About 30 percent of Harvard students fall into this category including approximately 43 percent of white students. And ALDC tips are significant: The admit rate into Harvard’s freshman classes for 2014 through 2019 averaged merely 5.8 percent, but according to data produced in SFFA’s case, the College accepted nearly 34 percent of legacy applicants, 47 percent of faculty kids, and 86 percent of recruited athletes. Harvard’s own analysis indicates that the difference in admission rates between whites and Asians could be explained almost entirely by ALDC preferences.

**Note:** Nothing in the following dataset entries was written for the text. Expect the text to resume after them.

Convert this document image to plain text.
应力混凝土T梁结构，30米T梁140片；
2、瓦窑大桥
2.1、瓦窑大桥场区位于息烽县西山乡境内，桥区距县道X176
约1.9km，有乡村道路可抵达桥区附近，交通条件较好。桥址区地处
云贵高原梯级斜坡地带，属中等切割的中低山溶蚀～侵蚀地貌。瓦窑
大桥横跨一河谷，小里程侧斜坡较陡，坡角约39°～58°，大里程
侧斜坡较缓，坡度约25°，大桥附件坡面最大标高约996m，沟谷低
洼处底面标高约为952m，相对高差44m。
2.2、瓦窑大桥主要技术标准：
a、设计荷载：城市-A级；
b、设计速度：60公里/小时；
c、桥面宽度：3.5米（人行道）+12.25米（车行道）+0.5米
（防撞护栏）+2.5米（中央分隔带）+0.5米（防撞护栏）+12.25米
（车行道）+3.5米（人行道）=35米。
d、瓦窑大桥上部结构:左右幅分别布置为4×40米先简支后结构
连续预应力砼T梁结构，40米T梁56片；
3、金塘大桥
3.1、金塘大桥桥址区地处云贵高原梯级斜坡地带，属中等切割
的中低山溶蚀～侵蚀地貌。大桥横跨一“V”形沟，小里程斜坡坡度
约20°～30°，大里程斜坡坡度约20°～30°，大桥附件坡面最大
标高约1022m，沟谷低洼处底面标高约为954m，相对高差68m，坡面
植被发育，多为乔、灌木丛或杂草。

Alas, Harvard said that ending ALDC tips would jeopardize important institutional interests. The U.S. District Court judge, a graduate of Middlebury College and University of Pennsylvania Law School, bought Harvard’s argument, though the University offered relatively weak evidentiary support for its claims. Harvard could have boosted diversity through other race-neutral mechanisms, such as expanding the size of its class or admitting some students on the basis of high school class rank. Instead, it doubled down on the status quo.
Now, it is overwhelmingly likely that the Supreme Court will end affirmative action. If it does, let history remember that it will be in part because of Harvard’s steadfast commitment to affirmative action for affluent whites.
***
Tempting as it may be to dwell on the data, I want to focus instead on the audience to whom Kennedy chose to deliver his message. Since the premature death of his son Patrick, JFK had traveled little beyond visits to his family compound in Cape Cod. For him to venture to Amherst, it must have seemed important to Kennedy that he deliver his message to whom he did.
It does to me too.
If you’re reading this in The Crimson, listen: Without you, nothing will change.

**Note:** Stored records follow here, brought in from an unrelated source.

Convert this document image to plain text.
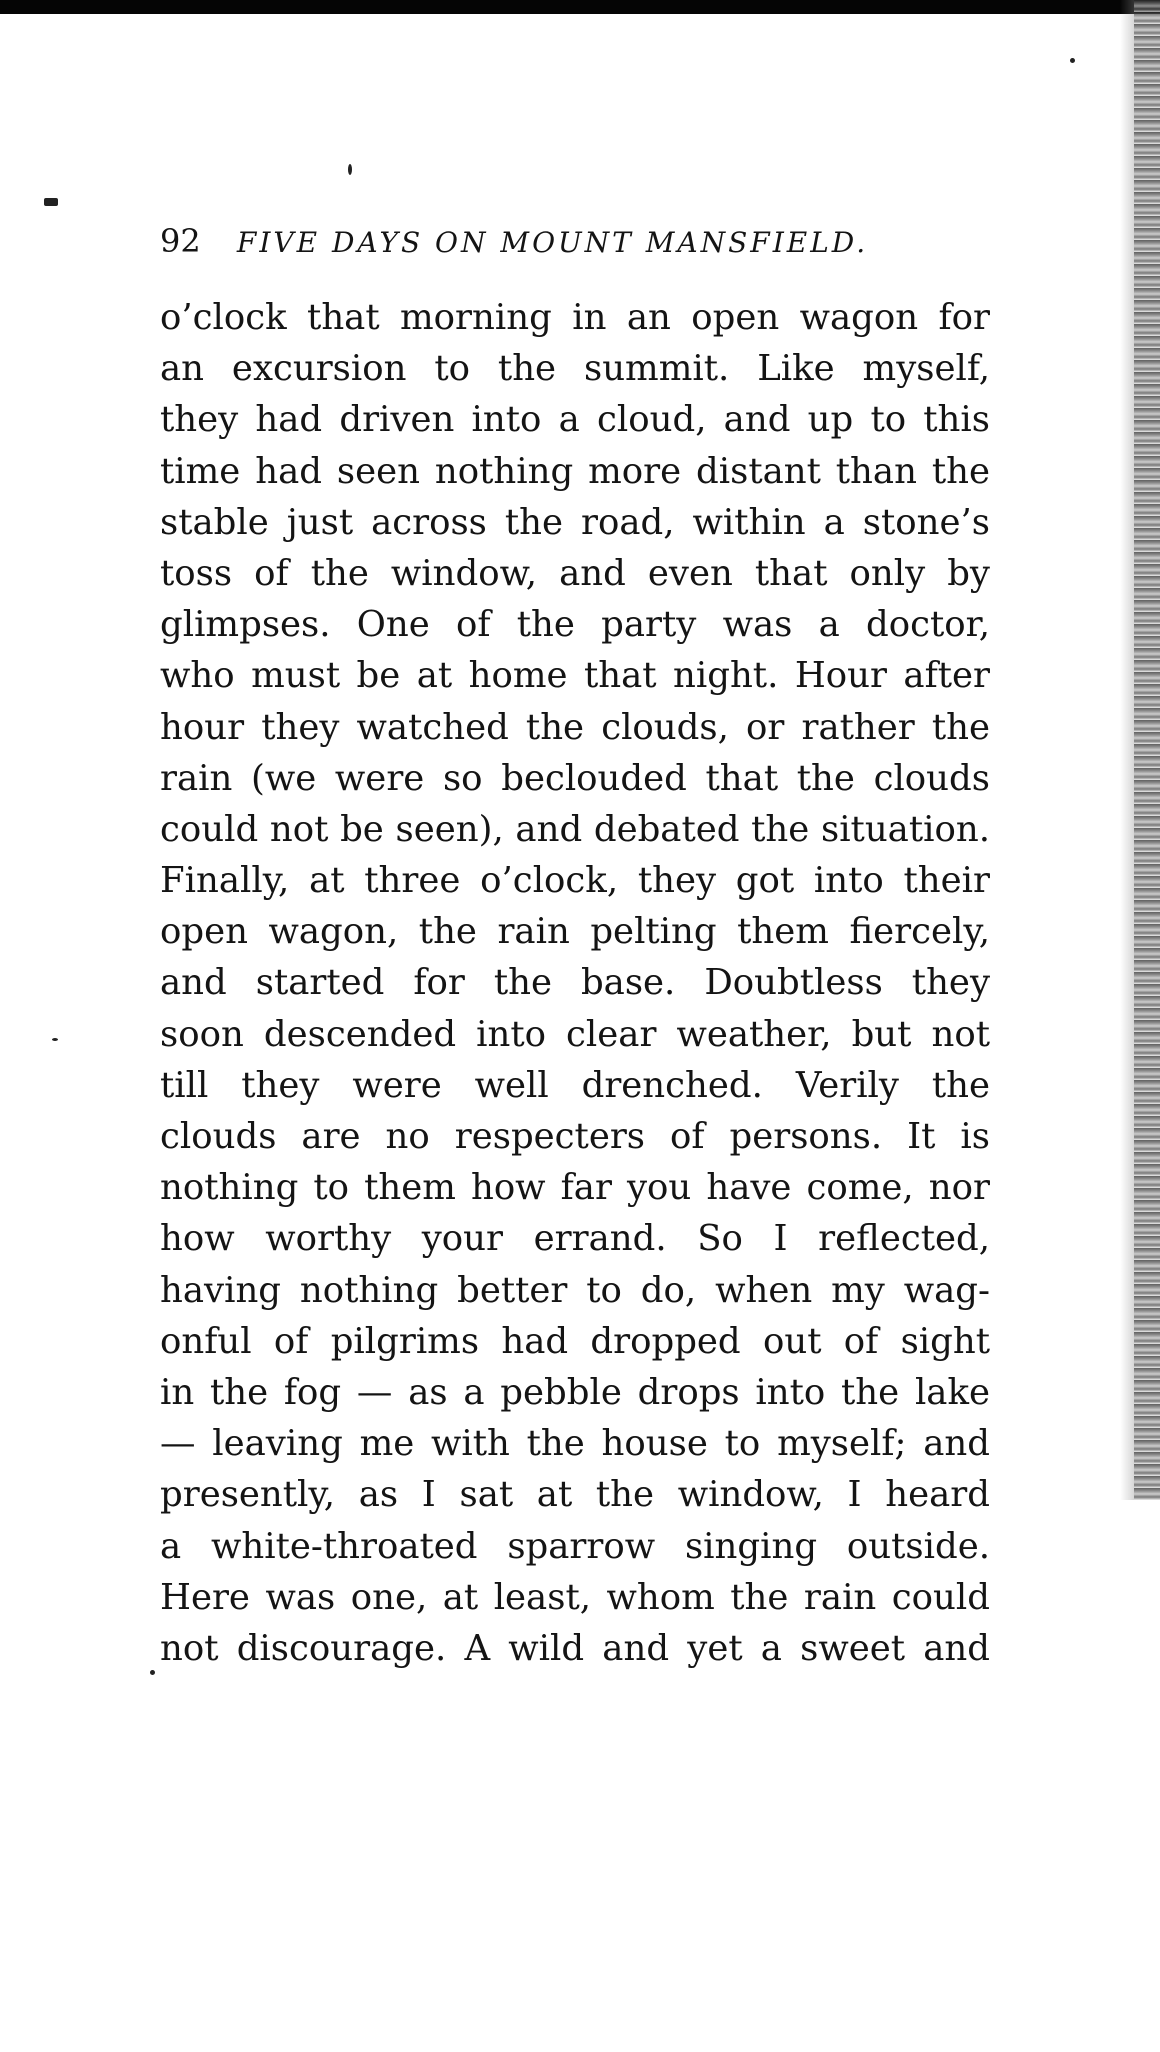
92 FIVE DAYS ON MOUNT MANSFIELD.
o’clock that morning in an open wagon for
an excursion to the summit. Like myself,
they had driven into a cloud, and up to this
time had seen nothing more distant than the
stable just across the road, within a stone’s
toss of the window, and even that only by
glimpses. One of the party was a doctor,
who must be at home that night. Hour after
hour they watched the clouds, or rather the
rain (we were so beclouded that the clouds
could not be seen), and debated the situation.
Finally, at three o’clock, they got into their
open wagon, the rain pelting them fiercely,
and started for the base. Doubtless they
soon descended into clear weather, but not
till they were well drenched. Verily the
clouds are no respecters of persons. It is
nothing to them how far you have come, nor
how worthy your errand. So I reflected,
having nothing better to do, when my wag-
onful of pilgrims had dropped out of sight
in the fog — as a pebble drops into the lake
— leaving me with the house to myself; and
presently, as I sat at the window, I heard
a white-throated sparrow singing outside.
Here was one, at least, whom the rain could
not discourage. A wild and yet a sweet and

Universities are unlikely to change on their own. One of the most painful lessons of my book, “Poison Ivy: How Elite Colleges Divide Us,” is that college faculty and leaders tend to fall prey to the basic human tendencies to justify the system to which they belong and to believe that the world operates meritocratically.

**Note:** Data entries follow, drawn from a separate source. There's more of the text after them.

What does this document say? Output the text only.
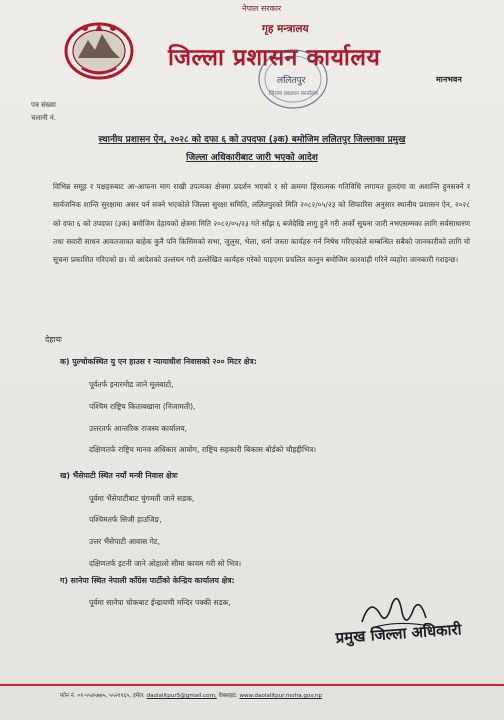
नेपाल सरकार
गृह मन्त्रालय
जिल्ला प्रशासन कार्यालय
मानभवन
ललितपुर
जिल्ला प्रशासन कार्यालय
पत्र संख्या
चलानी नं.
स्थानीय प्रशासन ऐन, २०२८ को दफा ६ को उपदफा (३क) बमोजिम ललितपुर जिल्लाका प्रमुख
जिल्ला अधिकारीबाट जारी भएको आदेश
विभिन्न समूह र पक्षहरुबाट आ-आफना माग राखी उपत्यका क्षेत्रमा प्रदर्शन भएको र सो क्रममा हिंसात्मक गतिविधि लगायत हुलदंगा वा अशान्ति हुनसक्ने र सार्वजनिक शान्ति सुरक्षामा असर पर्न सक्ने भएकोले जिल्ला सुरक्षा समिति, ललितपुरको मिति २०८२/०५/२३ को सिफारिस अनुसार स्थानीय प्रशासन ऐन, २०२८ को दफा ६ को उपदफा (३क) बमोजिम देहायको क्षेत्रमा मिति २०८२/०५/२३ गते साँझ ६ बजेदेखि लागु हुने गरी अर्को सूचना जारी नभएसम्मका लागि सर्वसाधारण तथा सवारी साधन आवतजावत बाहेक कुनै पनि किसिमको सभा, जुलुस, भेला, धर्ना जस्ता कार्यहरु गर्न निषेध गरिएकोले सम्बन्धित सबैको जानकारीको लागि यो सूचना प्रकाशित गरिएको छ। यो आदेशको उल्लंघन गरी उल्लेखित कार्यहरु गरेको पाइएमा प्रचलित कानुन बमोजिम कारवाही गरिने व्यहोरा जानकारी गराइन्छ।
देहायः
क) पुल्चोकस्थित यु एन हाउस र न्यायाधीश निवासको २०० मिटर क्षेत्र:
पूर्वतर्फ इनारमोड जाने मूलबाटो,
पश्चिम राष्ट्रिय किताबखाना (निजामती),
उत्तरतर्फ आन्तरिक राजस्व कार्यालय,
दक्षिणतर्फ राष्ट्रिय मानव अधिकार आयोग, राष्ट्रिय सहकारी बिकास बोर्डको चौहद्दीभित्र।
ख) भैंसेपाटी स्थित नयाँ मन्त्री निवास क्षेत्रः
पूर्वमा भैंसेपाटीबाट चुंगमती जाने सडक,
पश्चिमतर्फ सिजी हाउजिङ,
उत्तर भैंसेपाटी आवास गेट,
दक्षिणतर्फ इटनी जाने ओहालो सीमा कायम गरी सो भित्र।
ग) सानेपा स्थित नेपाली काँग्रेस पार्टीको केन्द्रिय कार्यालय क्षेत्र:
पूर्वमा सानेपा चोकबाट ईन्द्रायणी मन्दिर पक्की सडक,
प्रमुख जिल्ला अधिकारी
फोन नं. ०१-५५४५७७५, ५५२११६५, इमेल: daolalitpur5@gmail.com, वेबसाइट: www.daolalitpur.moha.gov.np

If there is hope, it lies with you. But that hope is real.
College students have shaped the national agenda on the Vietnam War, divestment from South Africa, and criminal justice reform. Ultimately, colleges and universities are communities of students, faculty, and alumni. Change may not happen overnight, but it is possible.
So I call upon you to join in a great rethinking of college as we’ve known it. Of the 100 largest American nonprofits, twenty-six are a college, a university, or an affiliated corporation. Combined, these schools control nearly half-a-trillion dollars in assets. That’s about twice the gold bullion reserves in Fort Knox. Harvard’s endowment alone is worth about $51 billion. Whether race-based affirmative action ends or not, it’s time for you to demand that universities’ fortunes — amassed with tax breaks worth as much as $20 billion per year — be used as an instrument of class mobilization, not stratification. To fuel the American Dream rather than to thwart it.
Because, as President Kennedy asked: If not you, who? If not now, when?
Evan J. Mandery graduated from Harvard College in 1989 and Harvard Law School in 1992, and is currently a Professor in the Department of Criminal Justice at John Jay College of Criminal Justice.